Although part of the positive effects of the LSTL 2011 on real estate investment is the removal of technicalities plaguing prompt recovery of premises, yet stakeholders are of the opinion that it is still inadequate. They argued that needless time and resources are being wasted to recover property from an erring tenant.
Therefore, practitioners in the industry are clamouring that there is need for regulation to speed up the premises or property recovery process. The non existence of clear, explicit rules to regulate recovery of premises under the law, Olapade said, has heightened the degree of discretion by magistrates and judges, thereby causing so much delay in the disposal of recovery of premises. Although Section 46 of the LSTL provides that the Chief Judge may, as required, make regulations for the procedure through which matters relating to the conduct of proceedings shall be carried out, he advocated that such regulations should include time-limit for the disposal of tenancy cases.

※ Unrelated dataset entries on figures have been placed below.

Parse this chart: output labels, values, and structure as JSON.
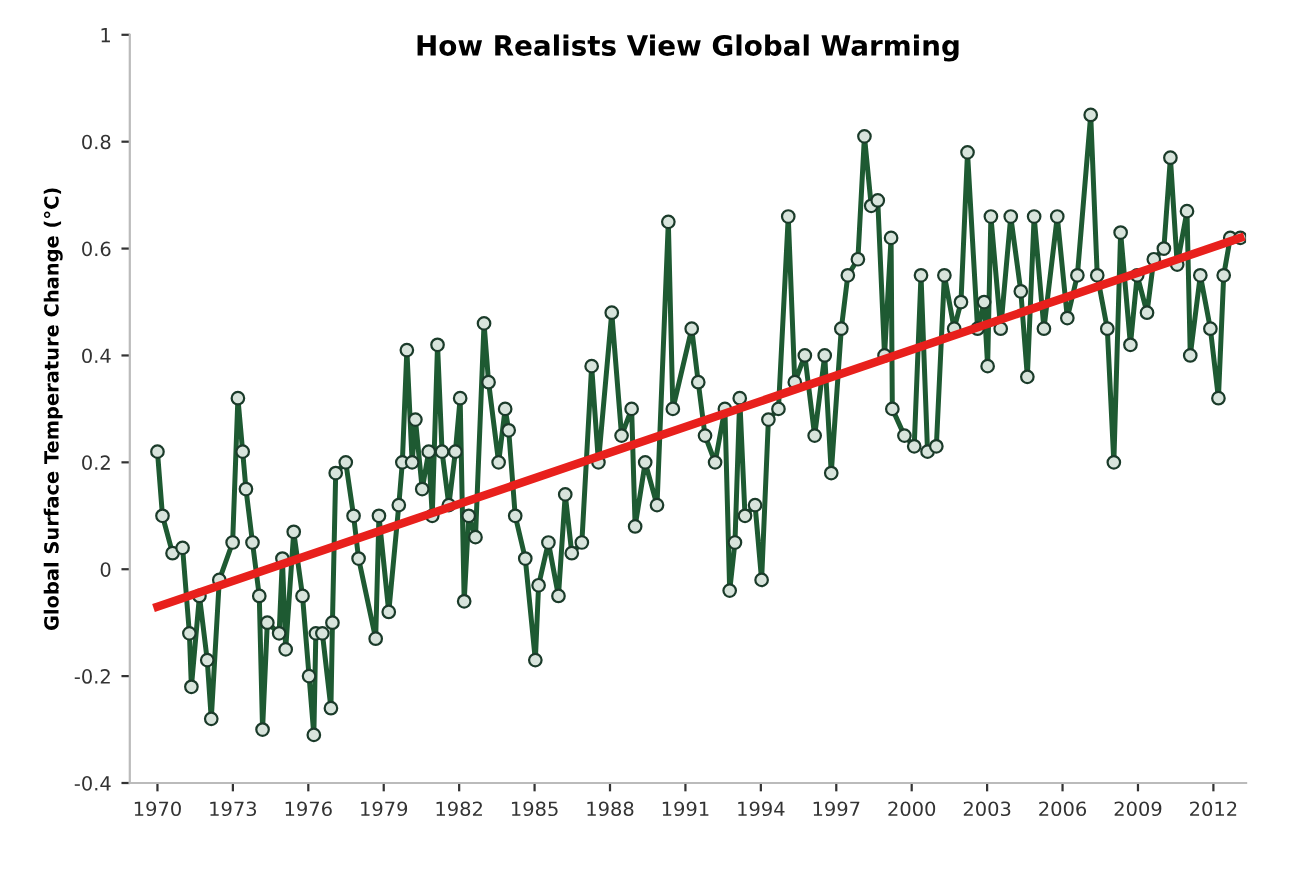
{
  "chart_data": {
    "type": "line",
    "title": "How Realists View Global Warming",
    "ylabel": "Global Surface Temperature Change (°C)",
    "xlim": [
      1968.9,
      2013.3
    ],
    "xticks": [
      1970,
      1973,
      1976,
      1979,
      1982,
      1985,
      1988,
      1991,
      1994,
      1997,
      2000,
      2003,
      2006,
      2009,
      2012
    ],
    "ylim": [
      -0.4,
      1
    ],
    "yticks": [
      {
        "value": -0.4,
        "label": "-0.4"
      },
      {
        "value": -0.2,
        "label": "-0.2"
      },
      0,
      0.2,
      0.4,
      0.6,
      0.8,
      1
    ],
    "grid": false,
    "legend": false,
    "series": [
      {
        "marker": "circle",
        "color": "#1e5a32",
        "x": [
          1970.0,
          1970.2,
          1970.6,
          1971.0,
          1971.27,
          1971.35,
          1971.67,
          1971.98,
          1972.14,
          1972.46,
          1972.99,
          1973.2,
          1973.39,
          1973.52,
          1973.78,
          1974.05,
          1974.18,
          1974.37,
          1974.84,
          1974.97,
          1975.1,
          1975.42,
          1975.77,
          1976.03,
          1976.22,
          1976.3,
          1976.56,
          1976.9,
          1976.96,
          1977.09,
          1977.49,
          1977.8,
          1978.0,
          1978.68,
          1978.81,
          1979.2,
          1979.6,
          1979.74,
          1979.92,
          1980.13,
          1980.26,
          1980.53,
          1980.79,
          1980.93,
          1981.14,
          1981.32,
          1981.59,
          1981.85,
          1982.04,
          1982.2,
          1982.38,
          1982.65,
          1982.99,
          1983.17,
          1983.57,
          1983.83,
          1983.97,
          1984.23,
          1984.63,
          1985.03,
          1985.16,
          1985.55,
          1985.95,
          1986.22,
          1986.48,
          1986.88,
          1987.27,
          1987.54,
          1988.07,
          1988.46,
          1988.86,
          1989.0,
          1989.4,
          1989.87,
          1990.32,
          1990.5,
          1991.25,
          1991.51,
          1991.78,
          1992.18,
          1992.57,
          1992.76,
          1992.97,
          1993.16,
          1993.37,
          1993.77,
          1994.03,
          1994.3,
          1994.7,
          1995.09,
          1995.35,
          1995.75,
          1996.14,
          1996.54,
          1996.8,
          1997.2,
          1997.46,
          1997.86,
          1998.12,
          1998.39,
          1998.65,
          1998.92,
          1999.18,
          1999.23,
          1999.71,
          2000.1,
          2000.37,
          2000.63,
          2000.98,
          2001.3,
          2001.69,
          2001.96,
          2002.22,
          2002.62,
          2002.88,
          2003.02,
          2003.15,
          2003.54,
          2003.94,
          2004.34,
          2004.6,
          2004.87,
          2005.26,
          2005.79,
          2006.19,
          2006.59,
          2007.12,
          2007.38,
          2007.78,
          2008.04,
          2008.31,
          2008.7,
          2008.97,
          2009.36,
          2009.63,
          2010.03,
          2010.29,
          2010.56,
          2010.95,
          2011.08,
          2011.48,
          2011.88,
          2012.2,
          2012.41,
          2012.67,
          2013.07
        ],
        "values": [
          0.22,
          0.1,
          0.03,
          0.04,
          -0.12,
          -0.22,
          -0.05,
          -0.17,
          -0.28,
          -0.02,
          0.05,
          0.32,
          0.22,
          0.15,
          0.05,
          -0.05,
          -0.3,
          -0.1,
          -0.12,
          0.02,
          -0.15,
          0.07,
          -0.05,
          -0.2,
          -0.31,
          -0.12,
          -0.12,
          -0.26,
          -0.1,
          0.18,
          0.2,
          0.1,
          0.02,
          -0.13,
          0.1,
          -0.08,
          0.12,
          0.2,
          0.41,
          0.2,
          0.28,
          0.15,
          0.22,
          0.1,
          0.42,
          0.22,
          0.12,
          0.22,
          0.32,
          -0.06,
          0.1,
          0.06,
          0.46,
          0.35,
          0.2,
          0.3,
          0.26,
          0.1,
          0.02,
          -0.17,
          -0.03,
          0.05,
          -0.05,
          0.14,
          0.03,
          0.05,
          0.38,
          0.2,
          0.48,
          0.25,
          0.3,
          0.08,
          0.2,
          0.12,
          0.65,
          0.3,
          0.45,
          0.35,
          0.25,
          0.2,
          0.3,
          -0.04,
          0.05,
          0.32,
          0.1,
          0.12,
          -0.02,
          0.28,
          0.3,
          0.66,
          0.35,
          0.4,
          0.25,
          0.4,
          0.18,
          0.45,
          0.55,
          0.58,
          0.81,
          0.68,
          0.69,
          0.4,
          0.62,
          0.3,
          0.25,
          0.23,
          0.55,
          0.22,
          0.23,
          0.55,
          0.45,
          0.5,
          0.78,
          0.45,
          0.5,
          0.38,
          0.66,
          0.45,
          0.66,
          0.52,
          0.36,
          0.66,
          0.45,
          0.66,
          0.47,
          0.55,
          0.85,
          0.55,
          0.45,
          0.2,
          0.63,
          0.42,
          0.55,
          0.48,
          0.58,
          0.6,
          0.77,
          0.57,
          0.67,
          0.4,
          0.55,
          0.45,
          0.32,
          0.55,
          0.62,
          0.62
        ]
      },
      {
        "marker": "none",
        "color": "#e8201c",
        "x": [
          1970.0,
          2013.07
        ],
        "values": [
          -0.07,
          0.62
        ]
      }
    ]
  }
}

Again, he explained, all forms of technicalities that may inhibit easy disposition of cases relating to property recovery should be eliminated in the regulation. Besides, since the legislation allows the use of Alternative Dispute Resolution (ADR) for resolving landlord tenant disputes, the real estate practitioners should be encouraged to explore this option for prompt recovery of premises.

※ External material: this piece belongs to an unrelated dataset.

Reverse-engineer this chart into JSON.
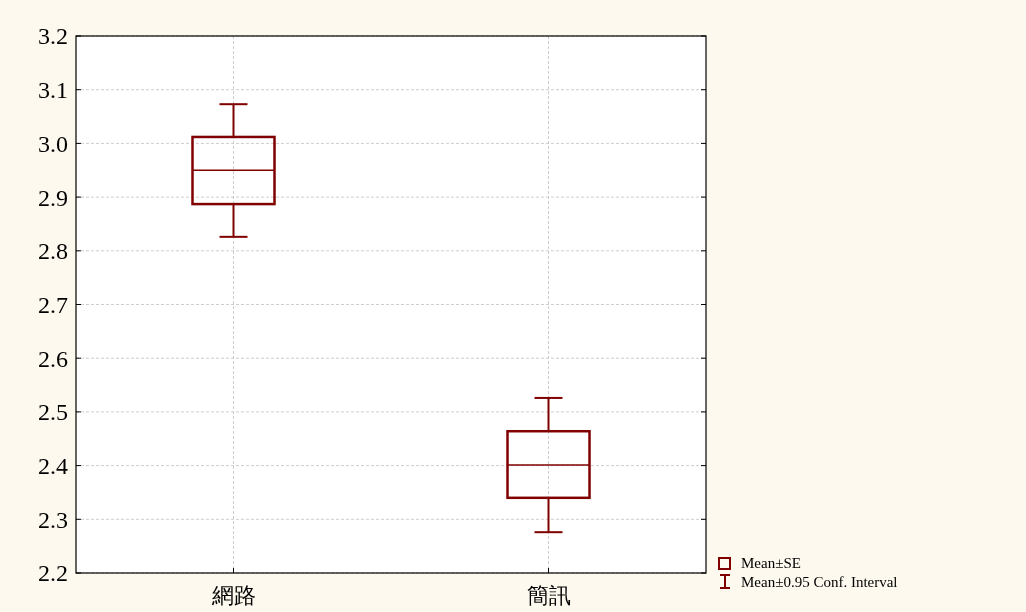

“Tenancy matter is an issue that cuts across every sector of the society. Accordingly, tenancy law must be able to reflect the aspirations of the various groups in the society,” Olapade submitted.

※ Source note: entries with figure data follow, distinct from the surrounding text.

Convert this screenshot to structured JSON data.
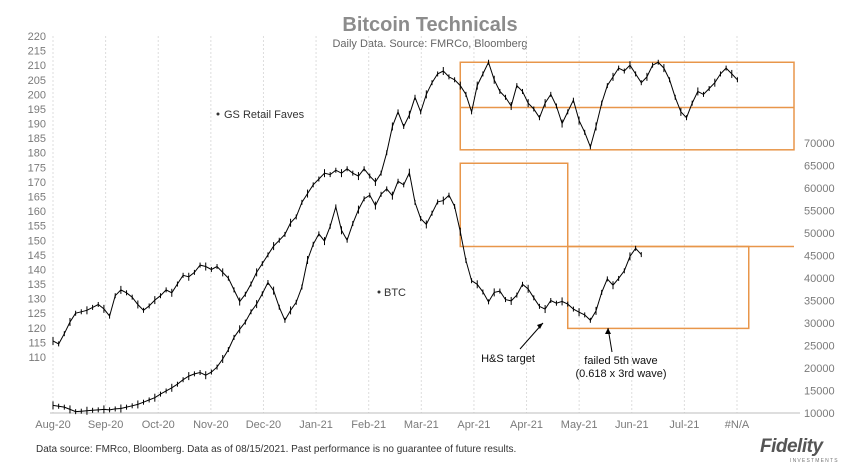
{
  "chart_data": {
    "type": "line",
    "title": "Bitcoin Technicals",
    "subtitle": "Daily Data. Source: FMRCo, Bloomberg",
    "x_labels": [
      "Aug-20",
      "Sep-20",
      "Oct-20",
      "Nov-20",
      "Dec-20",
      "Jan-21",
      "Feb-21",
      "Mar-21",
      "Apr-21",
      "Apr-21",
      "May-21",
      "Jun-21",
      "Jul-21",
      "#N/A"
    ],
    "y_left": {
      "min": 110,
      "max": 220,
      "ticks": [
        110,
        115,
        120,
        125,
        130,
        135,
        140,
        145,
        150,
        155,
        160,
        165,
        170,
        175,
        180,
        185,
        190,
        195,
        200,
        205,
        210,
        215,
        220
      ]
    },
    "y_right": {
      "min": 10000,
      "max": 70000,
      "ticks": [
        10000,
        15000,
        20000,
        25000,
        30000,
        35000,
        40000,
        45000,
        50000,
        55000,
        60000,
        65000,
        70000
      ]
    },
    "series": [
      {
        "name": "GS Retail Faves",
        "axis": "left",
        "points": [
          [
            0,
            115.5
          ],
          [
            2,
            114.5
          ],
          [
            4,
            118
          ],
          [
            6,
            122
          ],
          [
            8,
            125
          ],
          [
            10,
            125.5
          ],
          [
            12,
            126
          ],
          [
            14,
            127
          ],
          [
            16,
            128
          ],
          [
            18,
            126.5
          ],
          [
            20,
            124
          ],
          [
            22,
            131
          ],
          [
            24,
            133
          ],
          [
            26,
            132
          ],
          [
            28,
            130.5
          ],
          [
            30,
            128
          ],
          [
            32,
            126
          ],
          [
            34,
            127.5
          ],
          [
            36,
            129.5
          ],
          [
            38,
            131
          ],
          [
            40,
            133
          ],
          [
            42,
            132
          ],
          [
            44,
            135
          ],
          [
            46,
            138
          ],
          [
            48,
            137.5
          ],
          [
            50,
            139
          ],
          [
            52,
            141.5
          ],
          [
            54,
            141
          ],
          [
            56,
            140
          ],
          [
            58,
            141
          ],
          [
            60,
            139
          ],
          [
            62,
            137
          ],
          [
            64,
            133
          ],
          [
            66,
            129
          ],
          [
            68,
            131.5
          ],
          [
            70,
            135
          ],
          [
            72,
            139
          ],
          [
            74,
            142
          ],
          [
            76,
            145
          ],
          [
            78,
            148
          ],
          [
            80,
            150
          ],
          [
            82,
            152
          ],
          [
            84,
            156
          ],
          [
            86,
            158
          ],
          [
            88,
            163
          ],
          [
            90,
            166
          ],
          [
            92,
            169
          ],
          [
            94,
            171
          ],
          [
            96,
            173
          ],
          [
            98,
            172.5
          ],
          [
            100,
            174
          ],
          [
            102,
            173
          ],
          [
            104,
            174.5
          ],
          [
            106,
            173
          ],
          [
            108,
            172
          ],
          [
            110,
            174.5
          ],
          [
            112,
            172
          ],
          [
            114,
            170
          ],
          [
            116,
            173
          ],
          [
            118,
            180
          ],
          [
            120,
            189
          ],
          [
            122,
            194
          ],
          [
            124,
            189
          ],
          [
            126,
            193
          ],
          [
            128,
            199
          ],
          [
            130,
            194
          ],
          [
            132,
            200
          ],
          [
            134,
            204
          ],
          [
            136,
            207
          ],
          [
            138,
            208
          ],
          [
            140,
            206
          ],
          [
            142,
            205
          ],
          [
            144,
            203
          ],
          [
            146,
            200
          ],
          [
            148,
            194
          ],
          [
            150,
            203
          ],
          [
            152,
            207
          ],
          [
            154,
            211
          ],
          [
            156,
            205
          ],
          [
            158,
            201
          ],
          [
            160,
            199
          ],
          [
            162,
            196
          ],
          [
            164,
            203
          ],
          [
            166,
            201
          ],
          [
            168,
            197
          ],
          [
            170,
            195
          ],
          [
            172,
            192
          ],
          [
            174,
            197
          ],
          [
            176,
            200
          ],
          [
            178,
            196
          ],
          [
            180,
            190
          ],
          [
            182,
            194
          ],
          [
            184,
            198
          ],
          [
            186,
            191
          ],
          [
            188,
            187
          ],
          [
            190,
            182
          ],
          [
            192,
            189
          ],
          [
            194,
            197
          ],
          [
            196,
            203
          ],
          [
            198,
            206
          ],
          [
            200,
            209
          ],
          [
            202,
            208
          ],
          [
            204,
            210
          ],
          [
            206,
            207
          ],
          [
            208,
            204
          ],
          [
            210,
            206
          ],
          [
            212,
            210
          ],
          [
            214,
            211
          ],
          [
            216,
            209
          ],
          [
            218,
            205
          ],
          [
            220,
            199
          ],
          [
            222,
            194
          ],
          [
            224,
            192
          ],
          [
            226,
            197
          ],
          [
            228,
            201
          ],
          [
            230,
            200
          ],
          [
            232,
            202
          ],
          [
            234,
            204
          ],
          [
            236,
            207
          ],
          [
            238,
            209
          ],
          [
            240,
            207
          ],
          [
            242,
            205
          ]
        ]
      },
      {
        "name": "BTC",
        "axis": "right",
        "points": [
          [
            0,
            11700
          ],
          [
            2,
            11500
          ],
          [
            4,
            11300
          ],
          [
            6,
            10800
          ],
          [
            8,
            10300
          ],
          [
            10,
            10400
          ],
          [
            12,
            10500
          ],
          [
            14,
            10600
          ],
          [
            16,
            10700
          ],
          [
            18,
            10800
          ],
          [
            20,
            10700
          ],
          [
            22,
            10900
          ],
          [
            24,
            11000
          ],
          [
            26,
            11300
          ],
          [
            28,
            11600
          ],
          [
            30,
            11900
          ],
          [
            32,
            12400
          ],
          [
            34,
            12900
          ],
          [
            36,
            13400
          ],
          [
            38,
            14200
          ],
          [
            40,
            14900
          ],
          [
            42,
            15600
          ],
          [
            44,
            16400
          ],
          [
            46,
            17400
          ],
          [
            48,
            18200
          ],
          [
            50,
            18700
          ],
          [
            52,
            19000
          ],
          [
            54,
            18400
          ],
          [
            56,
            19100
          ],
          [
            58,
            20200
          ],
          [
            60,
            22000
          ],
          [
            62,
            24100
          ],
          [
            64,
            26800
          ],
          [
            66,
            28600
          ],
          [
            68,
            30200
          ],
          [
            70,
            32500
          ],
          [
            72,
            34200
          ],
          [
            74,
            36500
          ],
          [
            76,
            39000
          ],
          [
            78,
            37200
          ],
          [
            80,
            33500
          ],
          [
            82,
            30600
          ],
          [
            84,
            32800
          ],
          [
            86,
            34600
          ],
          [
            88,
            38000
          ],
          [
            90,
            44000
          ],
          [
            92,
            47500
          ],
          [
            94,
            49800
          ],
          [
            96,
            48200
          ],
          [
            98,
            51500
          ],
          [
            100,
            55800
          ],
          [
            102,
            50600
          ],
          [
            104,
            48400
          ],
          [
            106,
            52100
          ],
          [
            108,
            55200
          ],
          [
            110,
            57600
          ],
          [
            112,
            58400
          ],
          [
            114,
            56100
          ],
          [
            116,
            58600
          ],
          [
            118,
            59800
          ],
          [
            120,
            58300
          ],
          [
            122,
            61500
          ],
          [
            124,
            60700
          ],
          [
            126,
            63400
          ],
          [
            128,
            56800
          ],
          [
            130,
            53200
          ],
          [
            132,
            51900
          ],
          [
            134,
            54400
          ],
          [
            136,
            56900
          ],
          [
            138,
            57200
          ],
          [
            140,
            58400
          ],
          [
            142,
            55900
          ],
          [
            144,
            50300
          ],
          [
            146,
            43900
          ],
          [
            148,
            39400
          ],
          [
            150,
            38600
          ],
          [
            152,
            36900
          ],
          [
            154,
            34700
          ],
          [
            156,
            36800
          ],
          [
            158,
            37100
          ],
          [
            160,
            35200
          ],
          [
            162,
            34900
          ],
          [
            164,
            36200
          ],
          [
            166,
            38600
          ],
          [
            168,
            37600
          ],
          [
            170,
            35600
          ],
          [
            172,
            33700
          ],
          [
            174,
            33100
          ],
          [
            176,
            35000
          ],
          [
            178,
            34400
          ],
          [
            180,
            34800
          ],
          [
            182,
            34200
          ],
          [
            184,
            33100
          ],
          [
            186,
            32400
          ],
          [
            188,
            31800
          ],
          [
            190,
            30600
          ],
          [
            192,
            32700
          ],
          [
            194,
            36800
          ],
          [
            196,
            39800
          ],
          [
            198,
            38400
          ],
          [
            200,
            39900
          ],
          [
            202,
            41600
          ],
          [
            204,
            44800
          ],
          [
            206,
            46600
          ],
          [
            208,
            45200
          ]
        ]
      }
    ],
    "labels": [
      "GS Retail Faves",
      "BTC"
    ],
    "annotations": [
      "H&S target",
      "failed 5th wave\n(0.618 x 3rd wave)"
    ],
    "boxes": [
      {
        "axis": "left",
        "x_from": 144,
        "x_to": 262,
        "y_from": 181,
        "y_to": 211
      },
      {
        "axis": "right",
        "x_from": 144,
        "x_to": 182,
        "y_from": 47000,
        "y_to": 65500
      },
      {
        "axis": "right",
        "x_from": 182,
        "x_to": 246,
        "y_from": 28800,
        "y_to": 47000
      }
    ],
    "reference_lines": [
      {
        "axis": "left",
        "value": 195.5,
        "x_from": 144,
        "x_to": 262
      },
      {
        "axis": "right",
        "value": 47000,
        "x_from": 182,
        "x_to": 262
      }
    ],
    "colors": {
      "series": "#000000",
      "box": "#e8964a",
      "grid": "#dddddd"
    }
  },
  "footer": "Data source: FMRco, Bloomberg. Data as of 08/15/2021. Past performance is no guarantee of future results.",
  "brand": {
    "name": "Fidelity",
    "sub": "INVESTMENTS"
  }
}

The Estate Surveyor and Valuer in conclusion, said the government, which legislates on tenancy matters that have direct bearing on attractions of property investment, should as a matter of urgency, increase the housing stocks, especially affordable accommodation for the teeming masses in the low class. “This translates that there is an urgent need to continually bridge the gap between private developers’ supply of residential houses with continuous supply by the public sector. It is the only way that the effects of Agency like Lagos State Real Estate Transaction Department can be effective,” he said.
He continued: “Government has not given us anything in housing. Even the houses government is selling to the public is not affordable. With availability of stock of residential properties developed by the government in regulated and controlled districts within the jurisdictions of every local government and local council development area, then a proper stock of available houses can be searched online while the rent payable can be controlled or regulated with effective and clear tenancy law as well.“ He added that through this, the activities of real estate practitioners will also be controlled effectively by an Agency such as LASRETRAD through a centralised data base.
Earlier, Commissioner for Housing, Gbolahan Lawal, said government’s enactment of LSTL 2011 has brought relief to the people of the state. He said from the feedback from the public, it is obvious that the law is having a positive effect on the real estate sector, such that landlords and tenants conflicts have been drastically reduced.